Of course, there are bad mothers. What do we call the mother who left her week-old baby at a dumpsite recently or the one who threw her infant into a creek? Those mothers must have been in very difficult circumstances, all right; but they must also be really bad beings to go against their motherly nature.
My own mother is not the best mother in the world, for sure. Mama is not very expressive of her love for her children. She is definitely not tender to us.
Growing up, we children mainly relied on ourselves emotionally – to each his or her own, so to speak. We kids each tried our best to come out as solid persons. But, good enough, the presence of other loving people in our life was a great help.
In our family, we called every woman elder “Mama.” I had Mama Ipion, my grandmother; Mama Bebing, my aunt; Mama Sencion, my other aunt; and many more. I never felt deprived of motherly love, what with so many Mamas around me.
And I never questioned the peculiar attitude of my real Mama towards us chidlren. I didn’t know how an ideal mother should be. So I just took Mama the way she was.
Then I got some education and learned that mothers were supposed to be this and that. Mama was none like “this” and “that.” I began to dislike the way Mama was.
That’s when life turned difficult for me. I suddenly had a lot of heartbreaks about my mother. My grievances piled up and made my life heavy.
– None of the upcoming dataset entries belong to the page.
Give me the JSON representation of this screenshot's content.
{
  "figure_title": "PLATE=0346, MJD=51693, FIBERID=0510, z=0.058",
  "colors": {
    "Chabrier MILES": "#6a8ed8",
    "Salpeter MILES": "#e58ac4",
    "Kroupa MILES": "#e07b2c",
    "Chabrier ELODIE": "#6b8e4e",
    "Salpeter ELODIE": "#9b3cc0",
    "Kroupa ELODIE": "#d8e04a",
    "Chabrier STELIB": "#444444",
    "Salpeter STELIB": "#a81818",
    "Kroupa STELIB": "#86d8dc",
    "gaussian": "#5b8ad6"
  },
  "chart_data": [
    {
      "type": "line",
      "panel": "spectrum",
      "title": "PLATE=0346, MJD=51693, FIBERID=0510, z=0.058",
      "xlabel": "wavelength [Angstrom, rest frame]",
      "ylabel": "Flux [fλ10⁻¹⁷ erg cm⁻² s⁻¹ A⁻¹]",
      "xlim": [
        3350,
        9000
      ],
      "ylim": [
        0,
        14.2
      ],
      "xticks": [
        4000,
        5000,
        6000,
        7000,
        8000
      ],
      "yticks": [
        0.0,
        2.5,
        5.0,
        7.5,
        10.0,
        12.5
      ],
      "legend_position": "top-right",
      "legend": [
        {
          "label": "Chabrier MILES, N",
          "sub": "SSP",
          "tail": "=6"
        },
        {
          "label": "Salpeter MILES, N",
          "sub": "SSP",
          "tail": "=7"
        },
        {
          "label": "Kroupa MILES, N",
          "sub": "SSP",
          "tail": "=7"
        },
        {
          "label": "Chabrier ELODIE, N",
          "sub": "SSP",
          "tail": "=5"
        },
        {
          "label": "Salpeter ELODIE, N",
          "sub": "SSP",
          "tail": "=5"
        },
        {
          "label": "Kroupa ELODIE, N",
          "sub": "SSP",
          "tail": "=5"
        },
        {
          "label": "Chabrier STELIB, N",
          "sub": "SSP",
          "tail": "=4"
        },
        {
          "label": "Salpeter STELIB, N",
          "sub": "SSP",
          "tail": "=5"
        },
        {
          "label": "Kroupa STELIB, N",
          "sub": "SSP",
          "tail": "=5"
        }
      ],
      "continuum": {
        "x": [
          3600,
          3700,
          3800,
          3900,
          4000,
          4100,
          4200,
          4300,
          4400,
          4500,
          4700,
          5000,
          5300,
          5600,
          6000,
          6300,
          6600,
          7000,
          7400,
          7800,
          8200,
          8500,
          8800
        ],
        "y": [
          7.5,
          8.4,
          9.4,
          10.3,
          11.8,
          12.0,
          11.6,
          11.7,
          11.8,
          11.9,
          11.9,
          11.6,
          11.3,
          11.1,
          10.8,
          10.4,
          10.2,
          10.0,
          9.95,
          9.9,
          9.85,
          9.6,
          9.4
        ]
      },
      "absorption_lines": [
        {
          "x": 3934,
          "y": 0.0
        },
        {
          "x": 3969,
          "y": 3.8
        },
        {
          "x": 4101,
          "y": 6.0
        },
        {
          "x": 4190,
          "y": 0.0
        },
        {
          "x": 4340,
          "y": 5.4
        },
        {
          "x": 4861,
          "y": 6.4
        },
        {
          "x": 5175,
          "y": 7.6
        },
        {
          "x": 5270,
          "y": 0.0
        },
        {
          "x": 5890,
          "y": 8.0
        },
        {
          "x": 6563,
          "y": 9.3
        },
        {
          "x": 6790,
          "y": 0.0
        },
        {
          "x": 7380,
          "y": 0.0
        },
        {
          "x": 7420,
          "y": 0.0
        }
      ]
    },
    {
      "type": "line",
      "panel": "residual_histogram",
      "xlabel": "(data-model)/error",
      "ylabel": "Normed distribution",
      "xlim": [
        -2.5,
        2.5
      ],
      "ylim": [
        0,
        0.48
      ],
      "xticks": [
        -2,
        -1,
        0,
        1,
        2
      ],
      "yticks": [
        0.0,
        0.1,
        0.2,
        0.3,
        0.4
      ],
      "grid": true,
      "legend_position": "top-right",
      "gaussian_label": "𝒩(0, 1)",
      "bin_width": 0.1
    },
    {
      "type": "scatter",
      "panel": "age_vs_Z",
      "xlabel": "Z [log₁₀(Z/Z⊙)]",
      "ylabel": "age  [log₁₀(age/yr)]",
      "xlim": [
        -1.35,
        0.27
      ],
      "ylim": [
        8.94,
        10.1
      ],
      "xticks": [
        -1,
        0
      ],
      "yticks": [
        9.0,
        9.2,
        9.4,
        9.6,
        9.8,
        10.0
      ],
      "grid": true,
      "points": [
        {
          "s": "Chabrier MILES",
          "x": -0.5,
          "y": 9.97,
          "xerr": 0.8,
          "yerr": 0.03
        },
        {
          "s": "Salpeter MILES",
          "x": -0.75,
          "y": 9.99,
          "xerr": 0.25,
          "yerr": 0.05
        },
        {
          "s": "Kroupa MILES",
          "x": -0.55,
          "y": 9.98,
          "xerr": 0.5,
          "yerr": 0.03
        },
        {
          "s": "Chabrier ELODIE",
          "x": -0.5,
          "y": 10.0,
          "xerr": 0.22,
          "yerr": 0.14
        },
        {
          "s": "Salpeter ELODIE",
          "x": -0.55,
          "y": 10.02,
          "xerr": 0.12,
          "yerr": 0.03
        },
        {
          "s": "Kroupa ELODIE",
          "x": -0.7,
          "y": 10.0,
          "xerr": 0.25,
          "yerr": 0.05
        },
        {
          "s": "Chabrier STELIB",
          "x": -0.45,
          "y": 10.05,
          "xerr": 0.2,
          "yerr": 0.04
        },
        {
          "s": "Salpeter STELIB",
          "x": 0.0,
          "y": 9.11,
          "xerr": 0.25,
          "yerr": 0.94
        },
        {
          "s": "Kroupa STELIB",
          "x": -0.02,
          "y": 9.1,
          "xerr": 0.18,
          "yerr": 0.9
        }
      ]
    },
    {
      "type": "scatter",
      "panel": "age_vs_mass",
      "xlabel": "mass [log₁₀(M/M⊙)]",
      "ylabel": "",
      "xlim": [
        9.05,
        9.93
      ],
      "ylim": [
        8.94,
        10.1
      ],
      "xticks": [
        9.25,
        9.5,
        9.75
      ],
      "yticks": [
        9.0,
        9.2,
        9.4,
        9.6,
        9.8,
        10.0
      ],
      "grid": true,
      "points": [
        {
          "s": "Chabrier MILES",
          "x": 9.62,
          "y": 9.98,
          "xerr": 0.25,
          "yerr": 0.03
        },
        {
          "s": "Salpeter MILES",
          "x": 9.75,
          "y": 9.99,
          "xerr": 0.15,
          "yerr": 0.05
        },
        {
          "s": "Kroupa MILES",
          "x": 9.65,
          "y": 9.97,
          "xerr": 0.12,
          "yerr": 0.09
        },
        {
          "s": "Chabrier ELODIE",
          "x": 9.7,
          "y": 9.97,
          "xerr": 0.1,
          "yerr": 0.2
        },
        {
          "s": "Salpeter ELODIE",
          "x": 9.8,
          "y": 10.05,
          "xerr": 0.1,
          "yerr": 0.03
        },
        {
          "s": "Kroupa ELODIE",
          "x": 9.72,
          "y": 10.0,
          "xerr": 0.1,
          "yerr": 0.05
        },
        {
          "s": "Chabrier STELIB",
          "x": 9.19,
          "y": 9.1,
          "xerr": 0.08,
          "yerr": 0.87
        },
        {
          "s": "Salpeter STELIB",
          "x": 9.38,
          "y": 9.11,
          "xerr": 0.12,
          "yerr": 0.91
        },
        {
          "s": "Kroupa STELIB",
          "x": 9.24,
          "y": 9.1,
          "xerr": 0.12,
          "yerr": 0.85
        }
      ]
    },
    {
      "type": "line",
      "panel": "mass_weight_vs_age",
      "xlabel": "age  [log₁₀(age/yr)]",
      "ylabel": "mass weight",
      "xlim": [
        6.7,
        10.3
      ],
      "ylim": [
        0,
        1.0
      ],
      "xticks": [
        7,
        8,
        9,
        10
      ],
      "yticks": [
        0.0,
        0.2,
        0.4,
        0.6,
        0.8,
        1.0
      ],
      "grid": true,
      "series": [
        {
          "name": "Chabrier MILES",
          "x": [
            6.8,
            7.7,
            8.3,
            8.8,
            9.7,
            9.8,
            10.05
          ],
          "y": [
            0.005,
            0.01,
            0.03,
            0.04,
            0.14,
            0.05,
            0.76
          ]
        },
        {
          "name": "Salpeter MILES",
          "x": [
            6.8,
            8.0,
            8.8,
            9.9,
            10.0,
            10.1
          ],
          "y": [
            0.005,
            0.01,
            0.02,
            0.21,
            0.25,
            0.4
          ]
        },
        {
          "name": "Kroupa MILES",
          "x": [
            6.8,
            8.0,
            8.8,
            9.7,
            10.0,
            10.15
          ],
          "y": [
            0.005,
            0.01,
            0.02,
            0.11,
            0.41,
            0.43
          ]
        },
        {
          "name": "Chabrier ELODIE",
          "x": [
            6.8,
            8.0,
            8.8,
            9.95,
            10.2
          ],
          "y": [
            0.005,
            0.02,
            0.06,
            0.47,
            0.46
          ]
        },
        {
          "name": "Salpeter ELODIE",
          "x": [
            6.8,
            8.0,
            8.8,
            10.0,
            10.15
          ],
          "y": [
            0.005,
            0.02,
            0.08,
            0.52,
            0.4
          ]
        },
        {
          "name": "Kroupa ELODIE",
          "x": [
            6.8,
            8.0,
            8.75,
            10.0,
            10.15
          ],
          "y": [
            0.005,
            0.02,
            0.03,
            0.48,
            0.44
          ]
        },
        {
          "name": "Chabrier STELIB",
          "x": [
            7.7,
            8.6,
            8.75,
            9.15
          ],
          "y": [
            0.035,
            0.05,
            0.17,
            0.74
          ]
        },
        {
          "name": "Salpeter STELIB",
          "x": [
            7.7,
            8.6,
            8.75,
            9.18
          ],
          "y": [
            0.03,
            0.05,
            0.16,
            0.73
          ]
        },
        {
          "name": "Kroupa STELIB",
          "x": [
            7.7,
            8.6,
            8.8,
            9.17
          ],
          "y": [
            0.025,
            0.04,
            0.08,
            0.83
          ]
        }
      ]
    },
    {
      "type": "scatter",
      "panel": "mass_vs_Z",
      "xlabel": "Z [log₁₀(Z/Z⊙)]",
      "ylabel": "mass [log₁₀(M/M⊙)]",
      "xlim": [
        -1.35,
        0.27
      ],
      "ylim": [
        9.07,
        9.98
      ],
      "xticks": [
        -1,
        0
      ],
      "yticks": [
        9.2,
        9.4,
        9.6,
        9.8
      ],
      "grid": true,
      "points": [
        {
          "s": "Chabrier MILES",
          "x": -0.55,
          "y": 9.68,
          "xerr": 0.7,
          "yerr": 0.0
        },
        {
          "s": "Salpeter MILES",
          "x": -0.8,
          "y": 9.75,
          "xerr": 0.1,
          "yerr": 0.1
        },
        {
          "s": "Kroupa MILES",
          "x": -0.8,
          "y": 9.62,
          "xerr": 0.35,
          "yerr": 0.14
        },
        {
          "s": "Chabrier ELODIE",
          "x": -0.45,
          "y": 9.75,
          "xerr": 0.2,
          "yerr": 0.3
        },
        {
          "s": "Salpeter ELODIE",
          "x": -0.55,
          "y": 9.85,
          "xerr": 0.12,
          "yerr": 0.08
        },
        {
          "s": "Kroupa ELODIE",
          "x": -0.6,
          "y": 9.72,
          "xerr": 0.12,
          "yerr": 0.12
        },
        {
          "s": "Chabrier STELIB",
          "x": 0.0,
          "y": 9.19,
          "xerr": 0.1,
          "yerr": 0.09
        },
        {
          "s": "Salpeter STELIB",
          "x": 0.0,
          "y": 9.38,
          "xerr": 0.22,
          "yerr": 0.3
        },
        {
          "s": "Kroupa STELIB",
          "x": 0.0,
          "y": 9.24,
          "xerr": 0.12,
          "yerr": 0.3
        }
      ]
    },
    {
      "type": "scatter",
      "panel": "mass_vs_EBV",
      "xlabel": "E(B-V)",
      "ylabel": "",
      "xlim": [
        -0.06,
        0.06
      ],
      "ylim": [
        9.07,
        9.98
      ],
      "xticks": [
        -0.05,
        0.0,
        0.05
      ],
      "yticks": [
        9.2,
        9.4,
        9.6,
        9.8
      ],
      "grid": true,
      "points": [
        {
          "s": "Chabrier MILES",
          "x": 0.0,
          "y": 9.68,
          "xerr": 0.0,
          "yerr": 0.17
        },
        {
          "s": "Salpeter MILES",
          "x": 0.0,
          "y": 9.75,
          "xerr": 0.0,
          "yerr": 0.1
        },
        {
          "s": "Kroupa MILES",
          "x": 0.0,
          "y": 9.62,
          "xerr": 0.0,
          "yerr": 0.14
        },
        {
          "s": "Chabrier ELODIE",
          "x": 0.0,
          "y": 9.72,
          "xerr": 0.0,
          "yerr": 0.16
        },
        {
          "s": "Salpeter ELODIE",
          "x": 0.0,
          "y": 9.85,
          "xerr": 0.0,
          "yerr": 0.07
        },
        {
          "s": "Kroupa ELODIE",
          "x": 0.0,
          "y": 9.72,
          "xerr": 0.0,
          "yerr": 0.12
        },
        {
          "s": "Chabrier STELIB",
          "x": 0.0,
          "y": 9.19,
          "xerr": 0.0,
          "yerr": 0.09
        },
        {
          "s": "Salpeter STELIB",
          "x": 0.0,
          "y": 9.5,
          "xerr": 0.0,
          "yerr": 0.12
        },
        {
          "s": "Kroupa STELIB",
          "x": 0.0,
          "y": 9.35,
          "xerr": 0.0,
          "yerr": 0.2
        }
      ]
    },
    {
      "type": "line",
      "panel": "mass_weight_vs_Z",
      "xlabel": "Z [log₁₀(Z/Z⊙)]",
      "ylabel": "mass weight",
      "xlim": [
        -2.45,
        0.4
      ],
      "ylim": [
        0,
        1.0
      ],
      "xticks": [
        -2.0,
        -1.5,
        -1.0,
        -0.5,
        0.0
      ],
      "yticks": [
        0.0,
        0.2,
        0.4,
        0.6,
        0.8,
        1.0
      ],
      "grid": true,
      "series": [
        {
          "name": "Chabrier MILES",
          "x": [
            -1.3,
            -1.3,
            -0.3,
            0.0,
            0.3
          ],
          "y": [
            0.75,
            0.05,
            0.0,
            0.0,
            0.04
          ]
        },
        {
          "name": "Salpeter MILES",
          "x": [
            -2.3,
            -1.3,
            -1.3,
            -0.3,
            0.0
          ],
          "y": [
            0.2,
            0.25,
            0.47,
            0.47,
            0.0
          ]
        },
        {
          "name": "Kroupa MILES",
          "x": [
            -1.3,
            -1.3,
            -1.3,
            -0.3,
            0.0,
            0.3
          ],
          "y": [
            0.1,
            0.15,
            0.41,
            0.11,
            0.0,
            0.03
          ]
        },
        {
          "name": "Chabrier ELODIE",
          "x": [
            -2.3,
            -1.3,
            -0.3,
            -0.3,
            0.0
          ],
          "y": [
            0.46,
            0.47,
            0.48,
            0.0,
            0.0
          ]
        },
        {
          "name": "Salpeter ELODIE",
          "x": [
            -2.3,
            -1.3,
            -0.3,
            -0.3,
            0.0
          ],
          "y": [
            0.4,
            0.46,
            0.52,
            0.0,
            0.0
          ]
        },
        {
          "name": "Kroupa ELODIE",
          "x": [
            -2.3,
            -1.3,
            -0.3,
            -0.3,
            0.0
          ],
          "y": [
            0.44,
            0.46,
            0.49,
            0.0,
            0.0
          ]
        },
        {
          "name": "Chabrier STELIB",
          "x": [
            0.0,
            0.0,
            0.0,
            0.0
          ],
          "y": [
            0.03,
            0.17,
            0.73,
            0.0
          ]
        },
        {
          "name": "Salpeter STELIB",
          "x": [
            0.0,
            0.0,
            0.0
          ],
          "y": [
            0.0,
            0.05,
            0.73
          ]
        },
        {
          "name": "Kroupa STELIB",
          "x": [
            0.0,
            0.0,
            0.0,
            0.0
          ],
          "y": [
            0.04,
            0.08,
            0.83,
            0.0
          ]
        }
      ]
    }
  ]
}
I became bitter about Mama.
It took me a lot of soul-searching to even out my feelings about my mother. As a young girl, she herself had no mother around in her life, and she grew up under her aunt’s care. Her mother married another man, and Mama had not even seen the shadow of her real father.
I figured out she had a very miserable childhood. In comparison, I was much better off. I had no right to question her supposed “lack.”
Indeed, as a child I was much better off than Mama. She was at least physically around in my life. And if she was not being an ideal Mama, her lack was compensated many times over by the many other Mamas I had been blessed with.
Now, when friends ask me who among the many Mamas I have is my real mother, my ready answer is: “All of them!” How lucky I am! And luckier that my Mama Lilia is still here.